Il est évident que les garde-fous s’appliquant au premier cas de figure axé sur l’ARO restent de mise dans cette option-ci également. Si les parties s’opposent à ce qu’une règle d’origine préférentielle soit utilisée à titre de règle non préférentielle, elles seraient appelées à notifier officiellement leur objection et à présenter dans le détail la règle non préférentielle qu’elles entendent utiliser à la place, y compris le volume des échanges que cette exception couvrirait. Cette notification exigerait aussi des parties proposant de telles exceptions à l’utilisation d’une règle préférentielle qu’elles publient toute modification ou toute décision s’appliquant à leurs exceptions.
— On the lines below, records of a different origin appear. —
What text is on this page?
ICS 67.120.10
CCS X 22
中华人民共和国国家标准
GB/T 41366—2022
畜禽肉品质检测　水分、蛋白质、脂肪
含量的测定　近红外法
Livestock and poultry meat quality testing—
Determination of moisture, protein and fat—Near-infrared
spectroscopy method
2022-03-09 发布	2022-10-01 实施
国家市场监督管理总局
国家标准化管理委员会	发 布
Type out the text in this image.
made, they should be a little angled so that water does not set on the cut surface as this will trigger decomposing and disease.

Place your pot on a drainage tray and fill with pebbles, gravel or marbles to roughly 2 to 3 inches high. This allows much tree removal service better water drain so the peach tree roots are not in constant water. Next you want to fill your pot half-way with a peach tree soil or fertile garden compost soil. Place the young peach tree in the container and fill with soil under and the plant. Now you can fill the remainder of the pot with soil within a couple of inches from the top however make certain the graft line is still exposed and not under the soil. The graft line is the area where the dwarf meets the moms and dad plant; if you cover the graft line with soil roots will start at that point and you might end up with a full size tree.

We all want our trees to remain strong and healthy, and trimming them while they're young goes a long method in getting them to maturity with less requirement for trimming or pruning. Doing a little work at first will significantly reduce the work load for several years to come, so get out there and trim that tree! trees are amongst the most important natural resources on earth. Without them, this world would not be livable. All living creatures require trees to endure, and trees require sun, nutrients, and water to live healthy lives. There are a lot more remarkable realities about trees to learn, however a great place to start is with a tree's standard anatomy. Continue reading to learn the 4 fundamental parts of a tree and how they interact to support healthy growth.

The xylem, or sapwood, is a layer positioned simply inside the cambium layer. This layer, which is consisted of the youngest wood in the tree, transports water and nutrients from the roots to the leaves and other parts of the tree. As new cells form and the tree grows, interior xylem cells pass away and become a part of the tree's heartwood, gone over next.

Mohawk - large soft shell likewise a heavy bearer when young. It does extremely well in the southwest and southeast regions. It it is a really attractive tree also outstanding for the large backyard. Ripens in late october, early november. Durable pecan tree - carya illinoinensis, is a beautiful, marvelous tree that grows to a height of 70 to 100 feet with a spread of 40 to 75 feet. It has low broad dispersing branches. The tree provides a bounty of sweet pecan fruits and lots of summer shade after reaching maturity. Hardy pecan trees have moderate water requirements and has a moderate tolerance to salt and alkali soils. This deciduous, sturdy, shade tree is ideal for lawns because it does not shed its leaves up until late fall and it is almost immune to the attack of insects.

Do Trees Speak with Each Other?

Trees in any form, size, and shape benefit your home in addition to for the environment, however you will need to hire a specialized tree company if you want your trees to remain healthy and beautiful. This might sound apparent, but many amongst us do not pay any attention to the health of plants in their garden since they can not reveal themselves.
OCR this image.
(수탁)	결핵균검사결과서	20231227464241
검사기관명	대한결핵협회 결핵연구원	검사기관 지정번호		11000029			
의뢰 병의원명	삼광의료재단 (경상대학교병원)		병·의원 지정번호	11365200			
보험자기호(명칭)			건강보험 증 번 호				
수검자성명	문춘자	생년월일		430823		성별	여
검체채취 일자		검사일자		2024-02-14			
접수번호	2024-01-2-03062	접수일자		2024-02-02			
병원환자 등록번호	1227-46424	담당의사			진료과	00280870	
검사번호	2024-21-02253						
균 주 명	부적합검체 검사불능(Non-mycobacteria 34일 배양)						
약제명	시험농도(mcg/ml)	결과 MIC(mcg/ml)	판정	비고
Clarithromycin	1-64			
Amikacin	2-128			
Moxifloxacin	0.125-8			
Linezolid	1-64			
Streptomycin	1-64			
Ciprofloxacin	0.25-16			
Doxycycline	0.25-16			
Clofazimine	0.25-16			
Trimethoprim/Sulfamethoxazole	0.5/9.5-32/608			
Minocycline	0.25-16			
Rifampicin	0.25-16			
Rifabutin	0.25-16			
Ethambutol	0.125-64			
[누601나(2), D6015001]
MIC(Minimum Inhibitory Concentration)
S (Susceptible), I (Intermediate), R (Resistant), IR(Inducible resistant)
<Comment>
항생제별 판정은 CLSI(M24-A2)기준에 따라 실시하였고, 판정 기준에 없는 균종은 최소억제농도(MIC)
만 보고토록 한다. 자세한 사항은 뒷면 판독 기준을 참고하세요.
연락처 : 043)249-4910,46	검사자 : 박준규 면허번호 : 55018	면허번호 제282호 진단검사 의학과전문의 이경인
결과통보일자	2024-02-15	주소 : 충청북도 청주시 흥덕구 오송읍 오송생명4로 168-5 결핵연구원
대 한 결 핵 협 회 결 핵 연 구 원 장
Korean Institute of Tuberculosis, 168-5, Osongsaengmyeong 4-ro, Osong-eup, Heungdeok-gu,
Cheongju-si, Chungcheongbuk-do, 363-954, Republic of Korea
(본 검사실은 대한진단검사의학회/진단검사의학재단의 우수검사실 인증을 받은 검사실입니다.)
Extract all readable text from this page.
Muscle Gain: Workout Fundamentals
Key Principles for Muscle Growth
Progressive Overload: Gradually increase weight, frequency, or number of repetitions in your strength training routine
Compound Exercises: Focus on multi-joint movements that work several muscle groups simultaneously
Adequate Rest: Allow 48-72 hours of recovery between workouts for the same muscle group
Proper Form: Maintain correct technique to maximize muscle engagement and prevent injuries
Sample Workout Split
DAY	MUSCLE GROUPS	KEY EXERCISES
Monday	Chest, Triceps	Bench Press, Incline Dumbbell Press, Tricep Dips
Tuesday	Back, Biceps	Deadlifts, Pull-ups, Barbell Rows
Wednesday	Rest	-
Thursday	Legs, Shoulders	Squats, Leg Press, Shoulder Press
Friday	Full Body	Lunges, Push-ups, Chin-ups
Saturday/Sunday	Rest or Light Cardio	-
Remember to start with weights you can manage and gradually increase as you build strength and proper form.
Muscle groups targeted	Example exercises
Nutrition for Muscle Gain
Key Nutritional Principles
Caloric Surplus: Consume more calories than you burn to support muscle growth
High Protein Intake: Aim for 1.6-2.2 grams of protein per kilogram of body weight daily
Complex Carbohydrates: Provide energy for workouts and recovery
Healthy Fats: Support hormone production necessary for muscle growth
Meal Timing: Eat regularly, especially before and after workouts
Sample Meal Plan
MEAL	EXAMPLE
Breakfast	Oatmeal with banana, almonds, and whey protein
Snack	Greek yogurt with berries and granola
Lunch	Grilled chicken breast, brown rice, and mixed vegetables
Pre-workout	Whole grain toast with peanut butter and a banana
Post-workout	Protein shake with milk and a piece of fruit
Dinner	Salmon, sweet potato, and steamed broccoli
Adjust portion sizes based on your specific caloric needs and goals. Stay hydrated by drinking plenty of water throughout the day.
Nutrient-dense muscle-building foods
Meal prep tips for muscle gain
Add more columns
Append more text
Ces exclusions resteraient en vigueur pour une période de cinq ans, avec une possible prorogation de deux ans.

  1. Dégager des voies communes pour l’établissement et la preuve de l’origine – La détermination, l’établissement et la communication de l’origine ne sont que quelques-unes des nombreuses étapes exigées pour gérer et administrer pleinement l’origine, mais ce sont là des étapes essentielles. Compte tenu des garde-fous présentés plus haut, les propositions formulées ci-après visent à montrer comment l’édification de normes dans ces domaines pourraient vraiment faciliter le commerce.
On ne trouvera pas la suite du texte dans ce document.